Within 12 hours of the LTE main body’s arrival, instruction began. The soldiers of the Armed Forces of Ukraine (AFU) were split between Canadian, Polish, and Norwegian training teams, with each nation allotted 7 AFU crews. The Canadian training team was composed mainly of A Sqn personnel. Capt Brittney Shki-Giizis led the Canadian contingent as the 1st Tp leader and LTE Commander, WO Colin Davidson as LTE Sergeant-Major, Capt Philip German as Liaison Officer, and numerous Senior NCOs, MCpls, and Cpls. Each member of the team was an expert in their crew position, or several, adding to the team’s overall depth of experience and knowledge; their hard work was invaluable to the mission.

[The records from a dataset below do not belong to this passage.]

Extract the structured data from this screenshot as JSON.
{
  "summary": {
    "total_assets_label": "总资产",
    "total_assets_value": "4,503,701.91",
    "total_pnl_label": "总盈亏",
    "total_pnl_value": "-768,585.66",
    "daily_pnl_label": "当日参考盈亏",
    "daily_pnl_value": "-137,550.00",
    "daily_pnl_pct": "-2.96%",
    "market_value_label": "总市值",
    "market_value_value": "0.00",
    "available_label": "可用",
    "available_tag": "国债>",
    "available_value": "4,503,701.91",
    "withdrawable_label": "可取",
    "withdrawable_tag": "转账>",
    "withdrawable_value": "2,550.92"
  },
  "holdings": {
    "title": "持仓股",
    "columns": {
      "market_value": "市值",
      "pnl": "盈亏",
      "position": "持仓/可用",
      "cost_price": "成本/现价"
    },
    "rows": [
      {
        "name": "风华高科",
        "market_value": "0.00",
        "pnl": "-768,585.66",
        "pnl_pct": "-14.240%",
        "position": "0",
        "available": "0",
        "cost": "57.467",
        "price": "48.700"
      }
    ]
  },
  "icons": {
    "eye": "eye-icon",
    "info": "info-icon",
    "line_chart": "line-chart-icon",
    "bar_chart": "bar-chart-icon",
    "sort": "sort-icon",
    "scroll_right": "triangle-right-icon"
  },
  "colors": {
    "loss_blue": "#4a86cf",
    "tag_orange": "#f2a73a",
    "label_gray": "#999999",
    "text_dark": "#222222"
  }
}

The courses were 30 days in length and walked the crews through everything that they needed to know for their respective crew positions. Classes started with basic drills and component identification. Overall, the training plans seemed simple but were complicated by the initial lack of linguist support due to the speed in which the training teams were established. Once the linguists arrived, communication between instructors and their AFU counterparts greatly improved; the challenges, however, did not stop there. Instructors found that teaching such precise and technical content through the translators – civilians and therefore not experts in tanks or armour – was itself a valuable skill that had to be learned and perfected over time. The course then moved to gunnery and driving/maintenance skills, enabled by the wide variety of simulators and training aids made available to the LTE. The Polish Tank School provided their advanced driver and gunnery simulators, laser supported turret cut-out ranges, and use of their Leopard 2A4s and 2PLs. The Norwegians brought some of their toys as well, providing their highly flexible laptop-based gunnery simulators complete with emulated Leopard 2 gunner controls. As the AFU students became more confident, the course moved to bore-sighting, zeroing, and some collective training before culminating in live ranges and troop-level dry training. On completion, graduates returned to Ukraine ready to use their new skills and tanks in defence of their homeland.

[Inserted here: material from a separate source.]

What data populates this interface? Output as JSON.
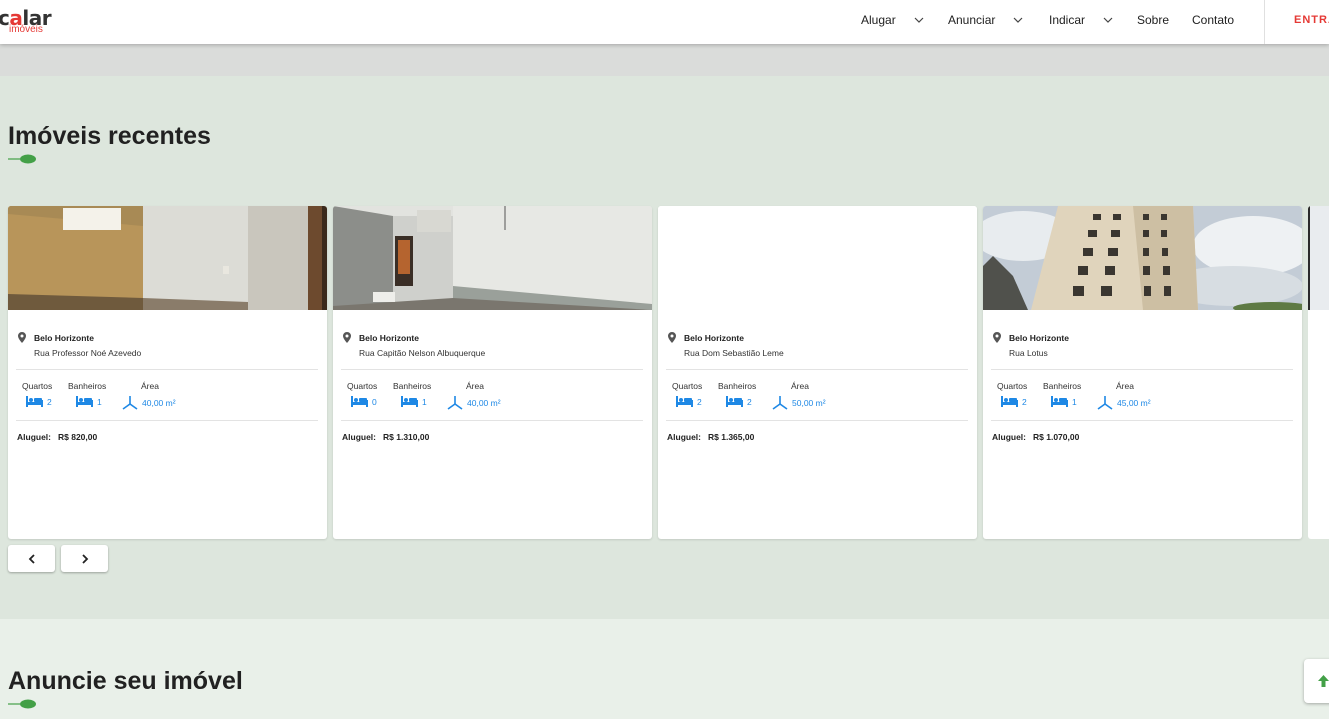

At the time of writing, the LTE has trained two serials of Ukrainian tankers. The first serial was composed of seasoned soldiers with battlefield experience on T-series platforms. This battle experience posed some challenges in learning the characteristics of the Leopard 2A4 and the tactical opportunities the platform enables, such as a reverse gear that dramatically exceeds the 4 km/h of the older T-series tanks. Teaching is, however, truly a two-way street. While we taught them about the technical abilities of the Leopards, the battle tested AFU crews also taught us a great deal about fighting the Russians from their own real-world experience. Our soldiers learned about AFU tank tactics and their tank-on-tank experiences extensively. One such lesson, for example, taught us the utility of using tanks in an indirect role corrected by drones to mitigate the danger of return fire from ATGMs and other tanks. The second serial was composed of younger soldiers. Although they were less experienced, they were all very highly motivated to learn new skills and had an increased technical savviness. The second iteration of the course ran similarly to the first but benefitted from all the lessons learned pooled between the three nations’ training teams during the execution of the initial serial.
On completion of the second serial of training, the first rotation of the LTE was able to return home after being replaced by a second wave of members from A Sqn and several augmentees from the other squadrons of LdSH(RC). With the start date for the third serial approaching, we practice instructor training and continue translating courseware to ensure that, when we are called to instruct subsequent serials, we will be ready. After all, our companions fighting in Ukraine deserve no less.